Chapter 2: Online vs. Overseas? Decisions, Decisions...
Around the same time Amazon (AMZN - Get Report) began to ignite a frenzy, emerging as an online seller of cheap books. But instead of going head-to-head with the rookie, Borders chose to focus its attention overseas, opening stores in the late 90s in the U.K., Singapore, Ireland, Australia and New Zealand, among others.
Borders' international push was a distraction to its U.S. business, and it wasn't until May 1998 (three years after Amazon's launch, and one year after Barnes & Noble went online) that the company rolled out its own e-commerce site.
Ultimately, Borders' attempts at e-commerce were unsuccessful, generating just $5 million in revenue in its first year in operation. By comparison, Amazon raked in $610 million, while Barnes & Noble (BKS - Get Report) posted $70 million in sales during the same period.
By 2001, Borders shuttered its Web site, relinquishing its online book selling to Amazon. Borders paid Amazon an undisclosed sum to develop a co-branded site. While Borders remained a partner and received a percentage of sales, Amazon was responsible for providing inventory, fulfillment, site content and customer service.The partnership lasted until 2007, when Borders finally decided to create its own company-run e-commerce division.
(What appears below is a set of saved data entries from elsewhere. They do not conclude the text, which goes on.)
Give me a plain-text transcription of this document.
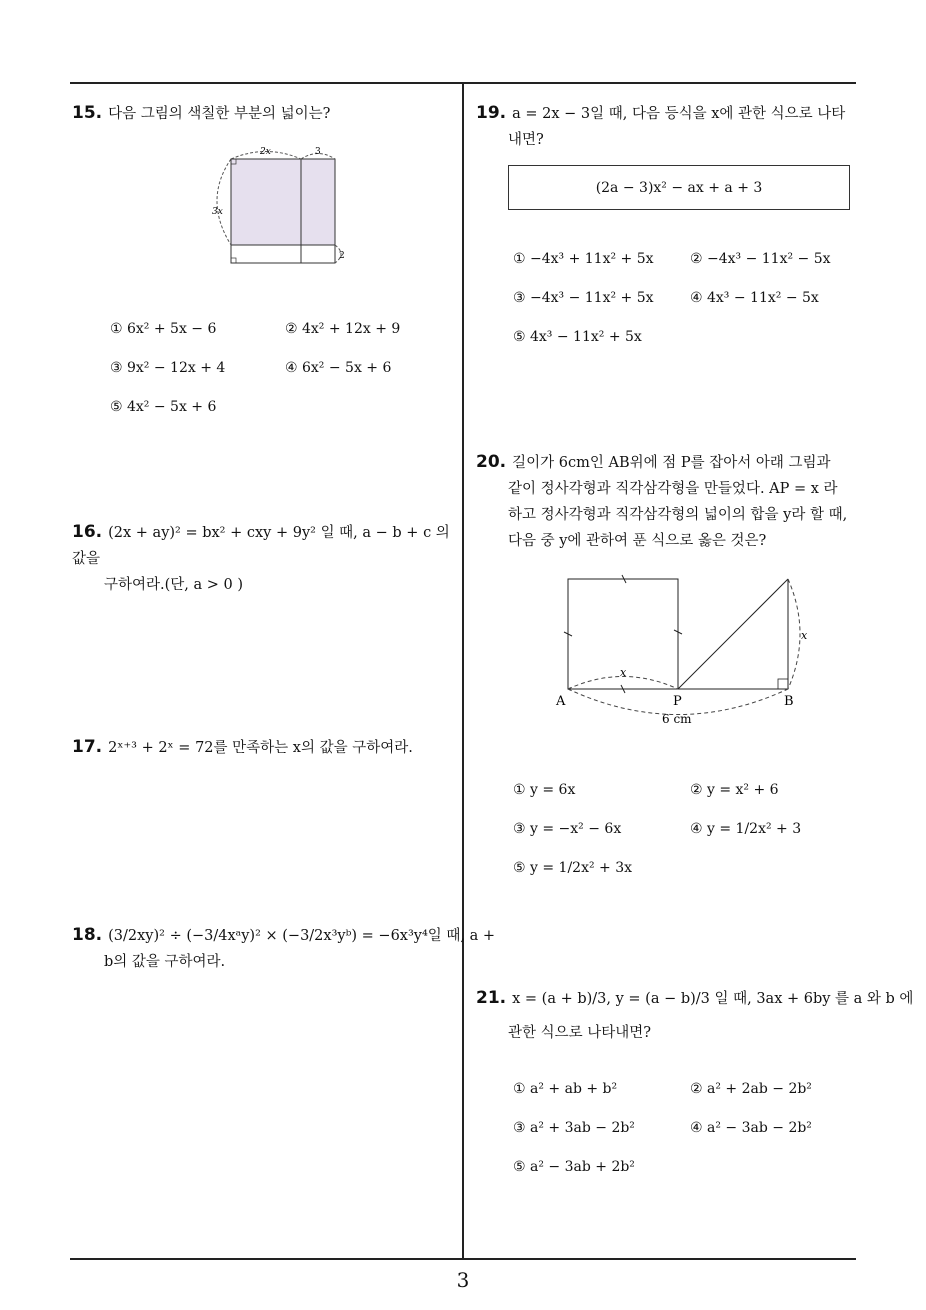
15. 다음 그림의 색칠한 부분의 넓이는?
2x	3
3x
2
① 6x² + 5x − 6	② 4x² + 12x + 9
③ 9x² − 12x + 4	④ 6x² − 5x + 6
⑤ 4x² − 5x + 6
16. (2x + ay)² = bx² + cxy + 9y² 일 때, a − b + c 의 값을
구하여라.(단, a > 0 )
17. 2ˣ⁺³ + 2ˣ = 72를 만족하는 x의 값을 구하여라.
18. (3/2xy)² ÷ (−3/4xᵃy)² × (−3/2x³yᵇ) = −6x³y⁴일 때, a +
b의 값을 구하여라.
19. a = 2x − 3일 때, 다음 등식을 x에 관한 식으로 나타
내면?
(2a − 3)x² − ax + a + 3
① −4x³ + 11x² + 5x	② −4x³ − 11x² − 5x
③ −4x³ − 11x² + 5x	④ 4x³ − 11x² − 5x
⑤ 4x³ − 11x² + 5x
20. 길이가 6cm인 AB위에 점 P를 잡아서 아래 그림과
같이 정사각형과 직각삼각형을 만들었다. AP = x 라
하고 정사각형과 직각삼각형의 넓이의 합을 y라 할 때,
다음 중 y에 관하여 푼 식으로 옳은 것은?
x
x
A	P	B
6 cm
① y = 6x	② y = x² + 6
③ y = −x² − 6x	④ y = 1/2x² + 3
⑤ y = 1/2x² + 3x
21. x = (a + b)/3, y = (a − b)/3 일 때, 3ax + 6by 를 a 와 b 에
관한 식으로 나타내면?
① a² + ab + b²	② a² + 2ab − 2b²
③ a² + 3ab − 2b²	④ a² − 3ab − 2b²
⑤ a² − 3ab + 2b²
3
Chapter 3: Borders Gets Aggressive -- Or Foolish It was also in the late 90s speculation first arose of a potential merger between Borders and Barnes & Noble. While both companies fervently denied the rumors, the chatter resurfaced several times in the early part of the new millennium. In 2000, Borders hired Merrill Lynch to explore strategic options, including a recapitalization, merger or leveraged buyout for the purpose of extending shareholder value. But by July of 2000, the company had removed its "For Sale" sign. While management did not provide a reason for taking Borders off the market, analysts at the time hypothesized that it had been unable to find a buyer.